Why Love Leads to Justice: Love Across Boundaries

David A.J. Richards
Cambridge University Press ($30)

by Brian Gilmore

I began reading David A.J. Richards’s book Why Love Leads to Justice the week before the Pulse Club Massacre in Orlando, Florida. Forty-nine patrons lost their lives and fifty-three more were wounded when a homophobic gunman opened fire in the club as it was closing on June 11, 2016. It has been described as the worst mass shooting in U.S. history, though this is likely inaccurate. Nevertheless, it was a tragedy beyond comprehension, one that highlights the need for important books such as this.

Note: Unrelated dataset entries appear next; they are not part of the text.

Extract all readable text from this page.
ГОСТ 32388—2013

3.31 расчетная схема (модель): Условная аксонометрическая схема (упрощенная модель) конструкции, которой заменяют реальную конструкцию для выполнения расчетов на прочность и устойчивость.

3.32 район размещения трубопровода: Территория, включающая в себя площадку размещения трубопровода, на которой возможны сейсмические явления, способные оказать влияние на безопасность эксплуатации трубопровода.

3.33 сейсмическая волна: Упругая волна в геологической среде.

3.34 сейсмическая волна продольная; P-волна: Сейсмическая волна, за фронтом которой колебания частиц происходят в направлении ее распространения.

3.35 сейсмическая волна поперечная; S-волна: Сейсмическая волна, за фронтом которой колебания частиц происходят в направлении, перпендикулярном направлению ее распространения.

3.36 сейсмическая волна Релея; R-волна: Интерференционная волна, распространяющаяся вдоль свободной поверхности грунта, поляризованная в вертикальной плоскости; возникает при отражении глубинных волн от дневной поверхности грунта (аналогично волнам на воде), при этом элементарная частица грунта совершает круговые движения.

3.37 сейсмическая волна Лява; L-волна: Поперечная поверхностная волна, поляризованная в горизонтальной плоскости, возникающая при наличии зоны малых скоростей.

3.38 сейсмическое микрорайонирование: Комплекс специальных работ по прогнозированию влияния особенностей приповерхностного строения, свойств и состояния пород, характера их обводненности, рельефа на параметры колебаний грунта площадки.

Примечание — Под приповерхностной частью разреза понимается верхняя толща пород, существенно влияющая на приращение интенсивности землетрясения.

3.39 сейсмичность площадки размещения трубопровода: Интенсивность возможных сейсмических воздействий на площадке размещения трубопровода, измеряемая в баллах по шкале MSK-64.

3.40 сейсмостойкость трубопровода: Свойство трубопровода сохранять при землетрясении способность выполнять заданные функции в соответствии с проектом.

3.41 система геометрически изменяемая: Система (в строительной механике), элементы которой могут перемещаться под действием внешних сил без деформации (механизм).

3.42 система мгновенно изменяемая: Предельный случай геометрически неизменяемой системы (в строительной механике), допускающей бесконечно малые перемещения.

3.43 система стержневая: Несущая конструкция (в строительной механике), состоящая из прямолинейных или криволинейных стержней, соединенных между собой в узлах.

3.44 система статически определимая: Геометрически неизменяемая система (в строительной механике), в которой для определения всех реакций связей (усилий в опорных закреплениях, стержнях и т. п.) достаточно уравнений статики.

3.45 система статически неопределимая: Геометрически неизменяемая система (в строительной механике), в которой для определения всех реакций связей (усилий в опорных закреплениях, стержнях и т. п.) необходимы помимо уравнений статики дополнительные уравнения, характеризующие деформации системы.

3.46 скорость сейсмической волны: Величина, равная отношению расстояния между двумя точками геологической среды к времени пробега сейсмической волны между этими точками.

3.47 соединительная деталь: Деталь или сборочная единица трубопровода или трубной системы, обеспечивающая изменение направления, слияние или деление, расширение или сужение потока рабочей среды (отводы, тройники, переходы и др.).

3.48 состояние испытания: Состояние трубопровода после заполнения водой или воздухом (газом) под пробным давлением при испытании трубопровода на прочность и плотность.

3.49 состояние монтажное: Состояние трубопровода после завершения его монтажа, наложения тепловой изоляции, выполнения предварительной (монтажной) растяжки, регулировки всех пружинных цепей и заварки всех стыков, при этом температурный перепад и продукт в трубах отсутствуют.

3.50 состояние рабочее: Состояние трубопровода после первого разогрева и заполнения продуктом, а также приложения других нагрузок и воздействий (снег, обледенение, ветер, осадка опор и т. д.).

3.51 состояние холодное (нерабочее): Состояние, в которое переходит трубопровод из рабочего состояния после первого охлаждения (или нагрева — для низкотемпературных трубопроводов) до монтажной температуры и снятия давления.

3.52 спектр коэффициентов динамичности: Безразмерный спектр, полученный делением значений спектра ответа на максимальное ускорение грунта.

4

Richards, openly gay for decades and a law professor, focuses on the poisonous idea of patriarchy so prevalent and destructive in the West. Through the lives of several prominent gay men and women who must navigate a society governed by oppressive love concepts, Richards argues for something new. In his world, the entrenched “Love Laws” of the West—those advanced by patriarchy, sexism, racism, hate, and homophobia—can be challenged and discredited effectively.

Richards undertakes this task by writing about the lives and the work of figures such as writer James Baldwin, poet W.H. Auden, composer Benjamin Britten, and First Lady, Eleanor Roosevelt. He sets up his detailed discussion of these lives and social ideals with an opening section that explains patriarchy, which he sees as the key to understanding our backwards society. Richards writes that it “supports and . . . enforces the antidemocratic structural injustices of extreme religious intolerance, racism, sexism, and homophobia.” In addition, patriarchy “elevates some men over other men and all men over women.” The father in the family structure holds “authority” over all affairs of daily life, and it is this troubling arrangement that is challenged in Richards’ book. These early passages are important because as Richards eventually notes, patriarchy has created a “personal and political psychology that supports” the injustices it seeks to uphold in society.

The fact that individuals in positions of power have embraced patriarchy has also resulted in embedding it into our laws and political systems. Thus, it is no accident that anti-LGBT laws continue to be championed by so many in the name of religion or social custom, just as slavery, Jim Crow, and other anti-black laws were once part of the nation’s legal structure. It is also no surprise, according to Richards, that violence as witnessed in Orlando remains a part of our patriarchal society, because people such as the club goers that evening challenge the patriarchal hierarchy by breaking the “Love Laws” laid out for them.

Richards’ portraits of gay men, their relationships, and their personal struggles is impressive. Auden, the celebrated British poet, is depicted as a proud gay man but also one who is tormented, having embraced the very homophobia that he has successfully challenged. The chapter on Christopher Isherwood, Auden’s lover and also a celebrated writer, is just as rich. Born into a prestigious British family where he was the son of a mythic British military officer killed in World War I, Isherwood rejects the typical masculine life of a war hero only to embrace his late father’s other side—his love of liberal arts and humanities. Father is more than a military myth in death; he is a man who can love. Christopher, the son, as a result of this influence, moves to Berlin at Auden’s behest and becomes a writer.

It is no surprise that James Baldwin and Bayard Rustin have their own chapters here. Both emerged during the civil rights period and both lived lives as openly gay men who challenged America’s puritanical patriarchy. While Rustin was reared in the world of “anti-patriarchal Quakerism,” Baldwin’s development as an essential voice on injustice in America came about because he was immersed in the patriarchal world of his stepfather’s Baptist church in Harlem. While Richards notes that both men are mostly known for their “ethical resistance” to white supremacy and its manifestations in society, they too broke the “Love Laws” Richards keeps at the center of the book. Both did so in their relationships with men and Baldwin does so in his writings as well, in particular his novels like Giovanni’s Room.

Richards devotes a chapter to three women who led low-key personal lives as lesbians: Eleanor Roosevelt, Margaret Mead, and Ruth Benedict. Once again, Richards’ selection of these particular women is important not just for who they were and how they conducted their lives, but also for their work that contributed to the advancement of humanity outside and beyond the normal patriarchal constrictions. Roosevelt’s relationship with journalist Lorena Hickok, not widely known by the general population, is in itself quite a revelation here.

At the end of Why Love Leads to Justice, Richards again explains why more books of this nature must emerge. “As we have seen, again and again, what holds in place some of the structural injustices of our world (anti-Semitism, racism, sexism, and homophobia) are the Love Laws—the series of written and unwritten rules that enforce patriarchy.” Richards has given us a book that resists those laws and showcases the lives of people that did so as well.